Redberry fruit crepes Serves 4 Ingredients 400g strawberries 400g raspberries or
a combination of other red fruit 50g caster sugar Juice of 1 lemon Dash of port (optional) 2 eggs 200g flour 600ml milk 50g butter melted Clotted Cream and Strawberry Ice Cream Method 1. Quarter the strawberries and place in a bowl with the other fruits, pour over port (if using), lemon juice, and caster sugar and leave to steep while you make the pancake batter. 2. In a large mixing bowl or food processer, sieve the flour and salt together, add the eggs, then the sugar and milk. Beat together with the melted butter for a minute until the batter is thick enough to pour. 3. Have ready a warm plate in the oven to place the finished pancakes to keep warm, dusting each with a little caster sugar. 4. Melt a knob of butter in a non stick frying pan and heat on a moderate flame.
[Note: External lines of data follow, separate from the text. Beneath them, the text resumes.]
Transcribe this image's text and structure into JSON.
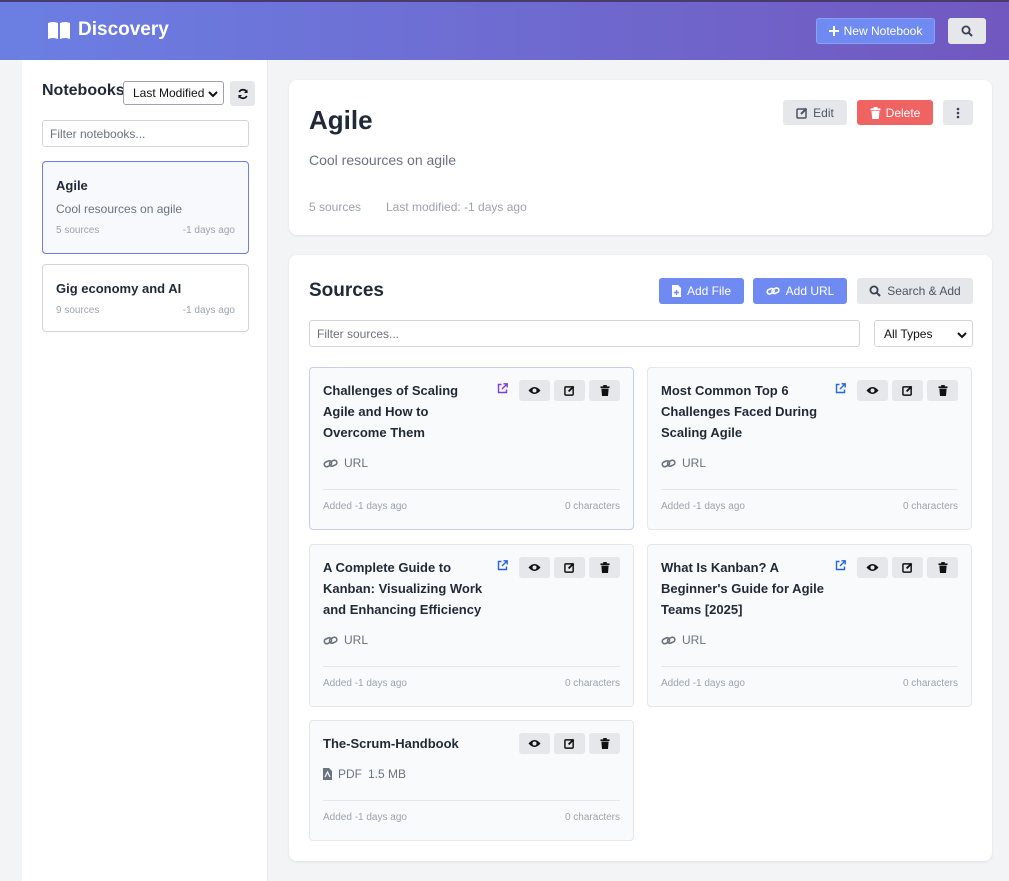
{
  "header": {
    "brand": "Discovery",
    "new_notebook": "New Notebook"
  },
  "sidebar": {
    "title": "Notebooks",
    "sort_value": "Last Modified",
    "filter_placeholder": "Filter notebooks...",
    "notebooks": [
      {
        "name": "Agile",
        "description": "Cool resources on agile",
        "count": "5 sources",
        "modified": "-1 days ago",
        "active": true
      },
      {
        "name": "Gig economy and AI",
        "description": "",
        "count": "9 sources",
        "modified": "-1 days ago",
        "active": false
      }
    ]
  },
  "notebook": {
    "title": "Agile",
    "description": "Cool resources on agile",
    "source_count": "5 sources",
    "last_modified": "Last modified: -1 days ago",
    "edit_label": "Edit",
    "delete_label": "Delete"
  },
  "sources": {
    "title": "Sources",
    "add_file": "Add File",
    "add_url": "Add URL",
    "search_add": "Search & Add",
    "filter_placeholder": "Filter sources...",
    "type_filter": "All Types",
    "items": [
      {
        "title": "Challenges of Scaling Agile and How to Overcome Them",
        "type": "URL",
        "added": "Added -1 days ago",
        "chars": "0 characters"
      },
      {
        "title": "Most Common Top 6 Challenges Faced During Scaling Agile",
        "type": "URL",
        "added": "Added -1 days ago",
        "chars": "0 characters"
      },
      {
        "title": "A Complete Guide to Kanban: Visualizing Work and Enhancing Efficiency",
        "type": "URL",
        "added": "Added -1 days ago",
        "chars": "0 characters"
      },
      {
        "title": "What Is Kanban? A Beginner's Guide for Agile Teams [2025]",
        "type": "URL",
        "added": "Added -1 days ago",
        "chars": "0 characters"
      },
      {
        "title": "The-Scrum-Handbook",
        "type": "PDF",
        "size": "1.5 MB",
        "added": "Added -1 days ago",
        "chars": "0 characters"
      }
    ]
  },
  "colors": {
    "header_start": "#6b7fe3",
    "header_end": "#7158bf",
    "primary_button": "#6f8bf2",
    "danger_button": "#f06363"
  }
}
Use a ladle to pour out a little batter into the pan, and cook each pancake for about a minute on each side. Test your flipping skills, or alternatively use a spatula. 5. Fold the pancakes twice to make an open parcel and fill two with fruit per plate. 6. Serve with Clotted Cream and Strawberry Ice Cream and a dash of the fruit juices.
Apple-Buttermilk Pancakes These pancakes are great with
syrup, sliced bananas, a smear of almond butter, or a dollop of part-skim ricotta. Serves 4 Ingredients 1 cup all-purpose flour (spooned and leveled) 1 tablespoon sugar 1 1/4 teaspoons baking powder 1/4 teaspoon baking soda 1/4 teaspoon fine salt 1 cup buttermilk 1/2 cup applesauce 1 large egg 1 tablespoon unsalted butter, melted Cooking spray 1 apple, peeled and diced small (1 cup) Directions In a large bowl, whisk together flour, sugar, baking powder, baking soda, and salt. In a medium bowl, whisk together buttermilk, applesauce, egg, and butter. Add applesauce mixture to flour mixture and whisk until just moistened (batter should have some lumps; do not overmix). Lightly coat a large nonstick skillet or griddle with cooking spray and heat over medium-high. In batches, drop batter by 1/4 cupfuls into skillet. Sprinkle each pancake with diced apple. Cook until bubbles appear on top and a few have burst, 2 to 5 minutes. Flip pancakes and cook until golden brown on underside, 2 to 5 minutes. Repeat with more cooking spray and remaining batter, wiping skillet clean between batches.